Last updated: 20.07.17

Staying a step ahead of internet-related child sexual abuse

The internet has doubtlessly opened up all sorts of new opportunities for children and young people that simply didn't exist 20 years ago - but inevitably, the flipside of this is that it has also exposed them to new dangers from which they need to be protected.

Perhaps the most troubling of these threats is that of child sexual abuse. Due to the open yet private nature of online communication, it can be easy for vulnerable children to fall prey to grooming or other forms of abuse without their parents or adult caregivers being aware of what's happening, or of what kind of danger might be present.

Due to the serious nature of this type of child abuse, the government is conducting research and taking several steps to try and make children safer online, and to give adults better insight into the scale and reality of the problem. However, there are also plenty of steps that those responsible for young people can take immediately to help prepare them for the dangers that exist in cyberspace.

Gaining a better understanding of the issue

The Research Project at the Independent Inquiry into Child Sexual Abuse (IICSA) recently launched a rapid evidence assessment to try to get a better handle on the degree to which online-facilitated child sexual abuse has become a prevalent problem in the UK.

The review is intended to assess the various measures that are available for quantifying the scale of the issue, including the number of identified perpetrators, victims and offences, as well as the volume of child sexual abuse material circulating online.

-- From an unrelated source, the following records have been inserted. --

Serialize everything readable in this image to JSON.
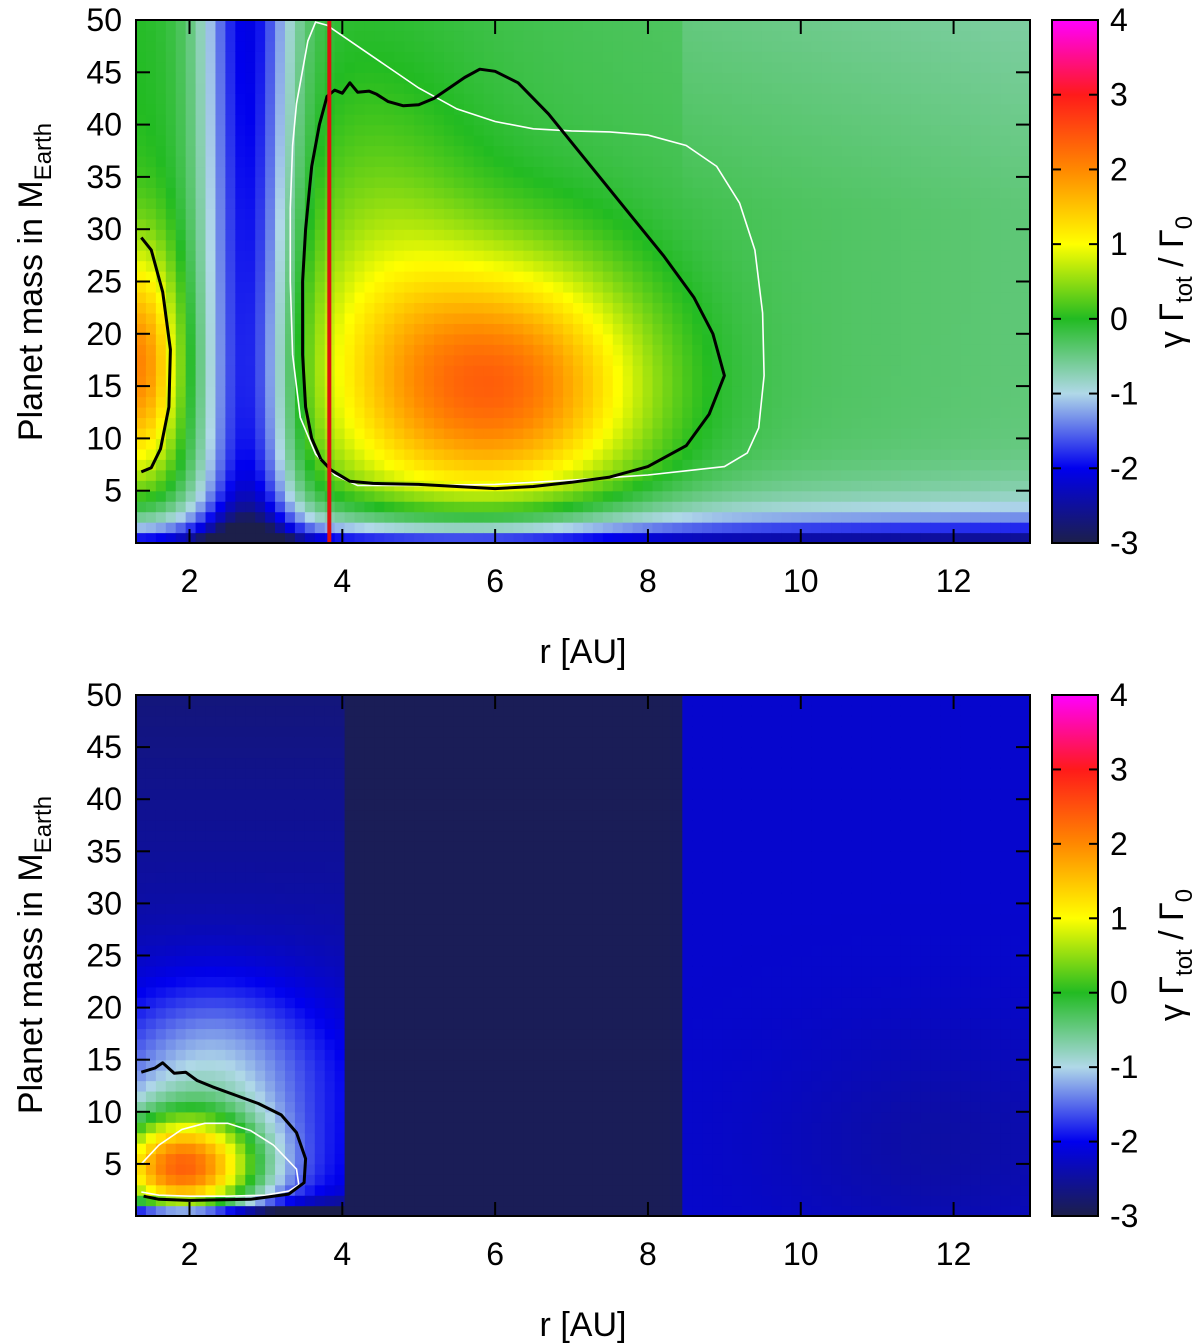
{
  "chart_data": [
    {
      "type": "heatmap",
      "panel": "top",
      "xlabel": "r [AU]",
      "ylabel_main": "Planet mass in M",
      "ylabel_sub": "Earth",
      "xlim": [
        1.3,
        13.0
      ],
      "ylim": [
        0,
        50
      ],
      "x_ticks": [
        2,
        4,
        6,
        8,
        10,
        12
      ],
      "y_ticks": [
        5,
        10,
        15,
        20,
        25,
        30,
        35,
        40,
        45,
        50
      ],
      "colorbar": {
        "range": [
          -3,
          4
        ],
        "ticks": [
          -3,
          -2,
          -1,
          0,
          1,
          2,
          3,
          4
        ],
        "label_prefix": "γ Γ",
        "label_sub1": "tot",
        "label_mid": " / Γ",
        "label_sub2": "0",
        "colors": [
          "#1c1f4a",
          "#0000ee",
          "#b0d8e8",
          "#22bb22",
          "#ffff00",
          "#ff8800",
          "#ff1a1a",
          "#ff00ff"
        ]
      },
      "zero_contour_black": [
        [
          [
            1.37,
            29.2
          ],
          [
            1.5,
            28.0
          ],
          [
            1.65,
            24.0
          ],
          [
            1.75,
            18.5
          ],
          [
            1.73,
            13.0
          ],
          [
            1.62,
            9.0
          ],
          [
            1.5,
            7.2
          ],
          [
            1.37,
            6.8
          ]
        ],
        [
          [
            3.72,
            8.0
          ],
          [
            3.85,
            7.0
          ],
          [
            4.1,
            5.9
          ],
          [
            4.4,
            5.7
          ],
          [
            5.0,
            5.6
          ],
          [
            5.5,
            5.4
          ],
          [
            6.0,
            5.2
          ],
          [
            6.5,
            5.4
          ],
          [
            7.0,
            5.8
          ],
          [
            7.5,
            6.3
          ],
          [
            8.0,
            7.3
          ],
          [
            8.5,
            9.3
          ],
          [
            8.8,
            12.3
          ],
          [
            9.0,
            16.0
          ],
          [
            8.85,
            20.0
          ],
          [
            8.6,
            23.5
          ],
          [
            8.2,
            27.5
          ],
          [
            7.7,
            32.0
          ],
          [
            7.2,
            36.5
          ],
          [
            6.7,
            41.0
          ],
          [
            6.3,
            44.0
          ],
          [
            6.0,
            45.1
          ],
          [
            5.8,
            45.3
          ],
          [
            5.6,
            44.5
          ],
          [
            5.4,
            43.5
          ],
          [
            5.2,
            42.5
          ],
          [
            5.0,
            41.9
          ],
          [
            4.8,
            41.8
          ],
          [
            4.6,
            42.2
          ],
          [
            4.45,
            42.9
          ],
          [
            4.35,
            43.2
          ],
          [
            4.2,
            43.1
          ],
          [
            4.1,
            44.0
          ],
          [
            4.0,
            43.0
          ],
          [
            3.9,
            43.3
          ],
          [
            3.8,
            42.7
          ],
          [
            3.7,
            40.0
          ],
          [
            3.6,
            36.0
          ],
          [
            3.52,
            30.0
          ],
          [
            3.48,
            25.0
          ],
          [
            3.48,
            18.0
          ],
          [
            3.52,
            13.0
          ],
          [
            3.6,
            10.0
          ],
          [
            3.72,
            8.0
          ]
        ]
      ],
      "zero_contour_white": [
        [
          [
            3.45,
            44.0
          ],
          [
            3.55,
            48.0
          ],
          [
            3.65,
            49.8
          ],
          [
            3.8,
            49.5
          ],
          [
            4.2,
            47.5
          ],
          [
            4.6,
            45.5
          ],
          [
            5.0,
            43.5
          ],
          [
            5.5,
            41.5
          ],
          [
            6.0,
            40.3
          ],
          [
            6.5,
            39.6
          ],
          [
            7.0,
            39.4
          ],
          [
            7.5,
            39.3
          ],
          [
            8.0,
            39.0
          ],
          [
            8.5,
            38.0
          ],
          [
            8.9,
            36.0
          ],
          [
            9.2,
            32.5
          ],
          [
            9.4,
            28.0
          ],
          [
            9.5,
            22.0
          ],
          [
            9.52,
            16.0
          ],
          [
            9.45,
            11.0
          ],
          [
            9.3,
            8.6
          ],
          [
            9.0,
            7.3
          ],
          [
            8.5,
            6.9
          ],
          [
            8.0,
            6.5
          ],
          [
            7.0,
            6.0
          ],
          [
            6.0,
            5.6
          ],
          [
            5.0,
            5.5
          ],
          [
            4.2,
            5.5
          ],
          [
            3.9,
            6.5
          ],
          [
            3.65,
            8.5
          ],
          [
            3.45,
            12.0
          ],
          [
            3.35,
            18.0
          ],
          [
            3.32,
            25.0
          ],
          [
            3.32,
            32.0
          ],
          [
            3.35,
            38.0
          ],
          [
            3.4,
            42.0
          ],
          [
            3.45,
            44.0
          ]
        ]
      ],
      "vertical_line": {
        "x": 3.83,
        "color": "#dd1111"
      }
    },
    {
      "type": "heatmap",
      "panel": "bottom",
      "xlabel": "r [AU]",
      "ylabel_main": "Planet mass in M",
      "ylabel_sub": "Earth",
      "xlim": [
        1.3,
        13.0
      ],
      "ylim": [
        0,
        50
      ],
      "x_ticks": [
        2,
        4,
        6,
        8,
        10,
        12
      ],
      "y_ticks": [
        5,
        10,
        15,
        20,
        25,
        30,
        35,
        40,
        45,
        50
      ],
      "colorbar": {
        "range": [
          -3,
          4
        ],
        "ticks": [
          -3,
          -2,
          -1,
          0,
          1,
          2,
          3,
          4
        ],
        "label_prefix": "γ Γ",
        "label_sub1": "tot",
        "label_mid": " / Γ",
        "label_sub2": "0",
        "colors": [
          "#1c1f4a",
          "#0000ee",
          "#b0d8e8",
          "#22bb22",
          "#ffff00",
          "#ff8800",
          "#ff1a1a",
          "#ff00ff"
        ]
      },
      "zero_contour_black": [
        [
          [
            1.37,
            13.8
          ],
          [
            1.55,
            14.2
          ],
          [
            1.65,
            14.7
          ],
          [
            1.8,
            13.7
          ],
          [
            1.95,
            13.8
          ],
          [
            2.1,
            13.0
          ],
          [
            2.3,
            12.4
          ],
          [
            2.6,
            11.6
          ],
          [
            2.9,
            10.8
          ],
          [
            3.2,
            9.7
          ],
          [
            3.4,
            8.0
          ],
          [
            3.52,
            5.5
          ],
          [
            3.5,
            3.2
          ],
          [
            3.3,
            2.1
          ],
          [
            2.8,
            1.6
          ],
          [
            2.0,
            1.5
          ],
          [
            1.6,
            1.6
          ],
          [
            1.4,
            1.9
          ]
        ]
      ],
      "zero_contour_white": [
        [
          [
            1.37,
            5.0
          ],
          [
            1.6,
            6.8
          ],
          [
            1.9,
            8.3
          ],
          [
            2.2,
            8.9
          ],
          [
            2.5,
            8.9
          ],
          [
            2.8,
            8.2
          ],
          [
            3.1,
            6.8
          ],
          [
            3.4,
            4.5
          ],
          [
            3.43,
            3.0
          ],
          [
            3.3,
            2.4
          ],
          [
            3.0,
            2.0
          ],
          [
            2.5,
            1.9
          ],
          [
            2.0,
            1.9
          ],
          [
            1.6,
            2.0
          ],
          [
            1.37,
            2.3
          ]
        ]
      ]
    }
  ]
}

A number of different sources are set to be considered - including crime statistics, data held by law enforcement and partners such as the Internet Watch Foundation, survey findings and academic research - with the aim of determining how this information can inform future UK policy and practice when it comes to cracking down on internet abuse of vulnerable youngsters.

What actions can adults take now?

It will take several months for this assessment to be carried out, but, in the meantime, there are a number of steps that adults responsible for children can take immediately to guarantee the online safety of the young people in their charge.

The most important element of this is making sure that adults - whether they be parents, teachers, social workers or professional carers - are able to have frank and open conversations with children about their internet usage, during which they can discuss the potential risks and set reasonable limitations on how long children should spend online, and what kind of content they should be accessing.

Key topics of conversation should include the implications of sharing personal data or images online, the precautions that should be taken when forming connections via social media, and the right way for children to react if they receive a threatening or inappropriate message. Adults and kids should also familiarise themselves with the safety and privacy tools offered by major websites and online services, as this will ensure that neither group feels like they're in the dark about how to stay safe when interacting online.